Fixed gearing is a drivetrain, not a bike. If you want a good fixed gear bike, cheap, then get a good cheap used bike with horizontal dropouts and add a fixed gear rear wheel. That approach can land you an actually OK fix for the price of a sucker-born-every-minute crapheap from a nameless eBay seller. Or go ahead and continue hunting online for "affordable fixies" and continue to get retard slobber on you.
All the bikesdirect.com fixies I have worked on (Mercier, Windsor, Vilano, etc.) have sucked. All the no-name eBay fixies I have worked on, and the State bikes, Republic bikes, what have you, have sucked even more-- which is remarkable. And though they require more care and diligence than real bicycles, they inevitably get less. I can't tell you how many times I've had a cheap me-too fix in my shop that was missing two or more chainring bolts out of five. Heck, most of them never even get lubricant or air until they stop going.
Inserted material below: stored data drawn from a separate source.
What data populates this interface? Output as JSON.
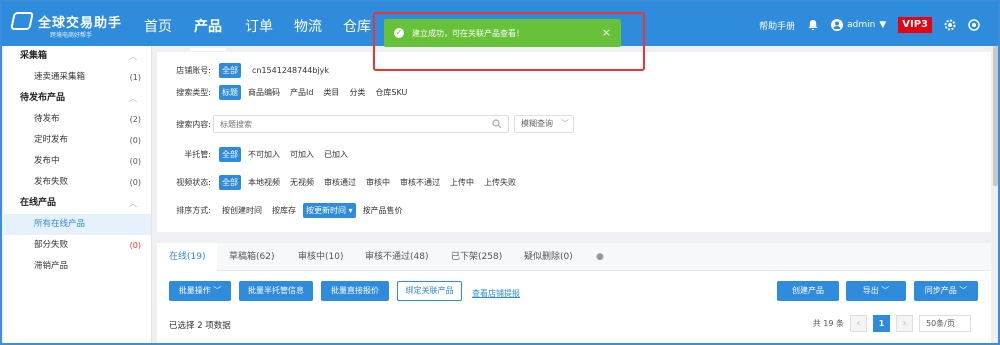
{
  "colors": {
    "primary": "#2f8bdc",
    "success": "#67c23a",
    "vip": "#e60012",
    "highlight": "#e33333"
  },
  "app": {
    "logo_title": "全球交易助手",
    "logo_sub": "跨境电商好帮手"
  },
  "nav": [
    "首页",
    "产品",
    "订单",
    "物流",
    "仓库"
  ],
  "nav_active": "产品",
  "header_right": {
    "help": "帮助手册",
    "user": "admin",
    "vip": "VIP3"
  },
  "toast": {
    "message": "建立成功，可在关联产品查看！",
    "close": "×",
    "icon": "check-circle-icon"
  },
  "sidebar": {
    "groups": [
      {
        "title": "采集箱",
        "items": [
          {
            "label": "速卖通采集箱",
            "count": "(1)"
          }
        ]
      },
      {
        "title": "待发布产品",
        "items": [
          {
            "label": "待发布",
            "count": "(2)"
          },
          {
            "label": "定时发布",
            "count": "(0)"
          },
          {
            "label": "发布中",
            "count": "(0)"
          },
          {
            "label": "发布失败",
            "count": "(0)"
          }
        ]
      },
      {
        "title": "在线产品",
        "items": [
          {
            "label": "所有在线产品",
            "count": ""
          },
          {
            "label": "部分失败",
            "count": "(0)"
          },
          {
            "label": "滞销产品",
            "count": ""
          }
        ]
      }
    ]
  },
  "filters": {
    "store": {
      "label": "店铺账号:",
      "options": [
        "全部",
        "cn1541248744bjyk"
      ]
    },
    "search_type": {
      "label": "搜索类型:",
      "options": [
        "标题",
        "商品编码",
        "产品Id",
        "类目",
        "分类",
        "仓库SKU"
      ]
    },
    "search_content": {
      "label": "搜索内容:",
      "placeholder": "标题搜索",
      "mode": "模糊查询"
    },
    "consign": {
      "label": "半托管:",
      "options": [
        "全部",
        "不可加入",
        "可加入",
        "已加入"
      ]
    },
    "video": {
      "label": "视频状态:",
      "options": [
        "全部",
        "本地视频",
        "无视频",
        "审核通过",
        "审核中",
        "审核不通过",
        "上传中",
        "上传失败"
      ]
    },
    "sort": {
      "label": "排序方式:",
      "options": [
        "按创建时间",
        "按库存",
        "按更新时间 ▾",
        "按产品售价"
      ]
    }
  },
  "tabs": [
    "在线(19)",
    "草稿箱(62)",
    "审核中(10)",
    "审核不通过(48)",
    "已下架(258)",
    "疑似删除(0)"
  ],
  "actions": {
    "batch_ops": "批量操作",
    "batch_consign": "批量半托管信息",
    "batch_price": "批量直接报价",
    "bind": "绑定关联产品",
    "view_store": "查看店铺提报",
    "create": "创建产品",
    "export": "导出",
    "sync": "同步产品"
  },
  "selection": "已选择 2 项数据",
  "pager": {
    "total": "共 19 条",
    "current": "1",
    "size": "50条/页"
  }
}
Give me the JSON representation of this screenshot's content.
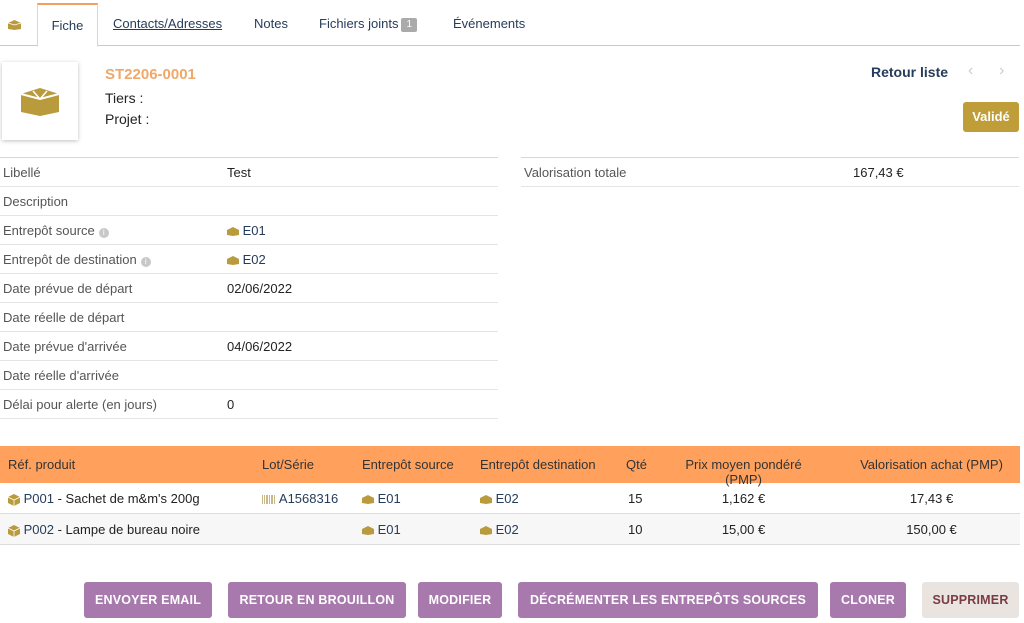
{
  "tabs": {
    "fiche": "Fiche",
    "contacts": "Contacts/Adresses",
    "notes": "Notes",
    "files": "Fichiers joints",
    "files_count": "1",
    "events": "Événements"
  },
  "banner": {
    "ref": "ST2206-0001",
    "tiers": "Tiers :",
    "projet": "Projet :",
    "retour": "Retour liste",
    "status": "Validé"
  },
  "fields": [
    {
      "label": "Libellé",
      "value": "Test"
    },
    {
      "label": "Description",
      "value": ""
    },
    {
      "label": "Entrepôt source",
      "value": "E01"
    },
    {
      "label": "Entrepôt de destination",
      "value": "E02"
    },
    {
      "label": "Date prévue de départ",
      "value": "02/06/2022"
    },
    {
      "label": "Date réelle de départ",
      "value": ""
    },
    {
      "label": "Date prévue d'arrivée",
      "value": "04/06/2022"
    },
    {
      "label": "Date réelle d'arrivée",
      "value": ""
    },
    {
      "label": "Délai pour alerte (en jours)",
      "value": "0"
    }
  ],
  "right_fields": [
    {
      "label": "Valorisation totale",
      "value": "167,43 €"
    }
  ],
  "lines": {
    "headers": [
      "Réf. produit",
      "Lot/Série",
      "Entrepôt source",
      "Entrepôt destination",
      "Qté",
      "Prix moyen pondéré (PMP)",
      "Valorisation achat (PMP)"
    ],
    "rows": [
      {
        "ref": "P001",
        "label": " - Sachet de m&m's 200g",
        "lot": "A1568316",
        "src": "E01",
        "dst": "E02",
        "qty": "15",
        "pmp": "1,162 €",
        "val": "17,43 €"
      },
      {
        "ref": "P002",
        "label": " - Lampe de bureau noire",
        "lot": "",
        "src": "E01",
        "dst": "E02",
        "qty": "10",
        "pmp": "15,00 €",
        "val": "150,00 €"
      }
    ]
  },
  "buttons": {
    "email": "ENVOYER EMAIL",
    "draft": "RETOUR EN BROUILLON",
    "modify": "MODIFIER",
    "decrement": "DÉCRÉMENTER LES ENTREPÔTS SOURCES",
    "clone": "CLONER",
    "delete": "SUPPRIMER"
  },
  "colors": {
    "accent": "#ffa15c",
    "status": "#bf9d39",
    "button": "#a779ad",
    "ref": "#f0a868",
    "link": "#263c5c"
  },
  "icons": {
    "module": "box-icon",
    "product": "cube-icon",
    "warehouse": "warehouse-icon",
    "lot": "barcode-icon",
    "info": "info-icon"
  }
}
It was at least five years ago when I noticed that fixies had already jumped the shark so badly that there were high schoolers and balding fortysomething dudes coming in asking for them, usually not knowing what fixed gearing meant. In my neck of the woods, most of the chump market for fixed gears has moved on to something else (be it more functional bicycles, hardtail chopper motorcycles, or beards so long that they preclude riding anything with an open chain drive), leaving committed hipsters and bike polo players in charge of the category.
EDIT:
P.S. - High tensile steel frames are typically not made to a weaker spec than chromoly steel frames. The manufacturer-- even a rinky-dink online seller-- doesn't want to get sued by people who got hurt when their bike folded up underneath them. They just use more steel if the steel is weaker. I do the same thing when I'm building frames from scratch. The weaker the material I'm using, the more of it I use.
So that means a hi-ten frame will be heavier and usually stiffer than a chromoly frame. Unless it's built with genuine incompetence and/or callous indifference (e.g. Walmart bikes), it will probably be less likely to fail than a lighter frame made of better material.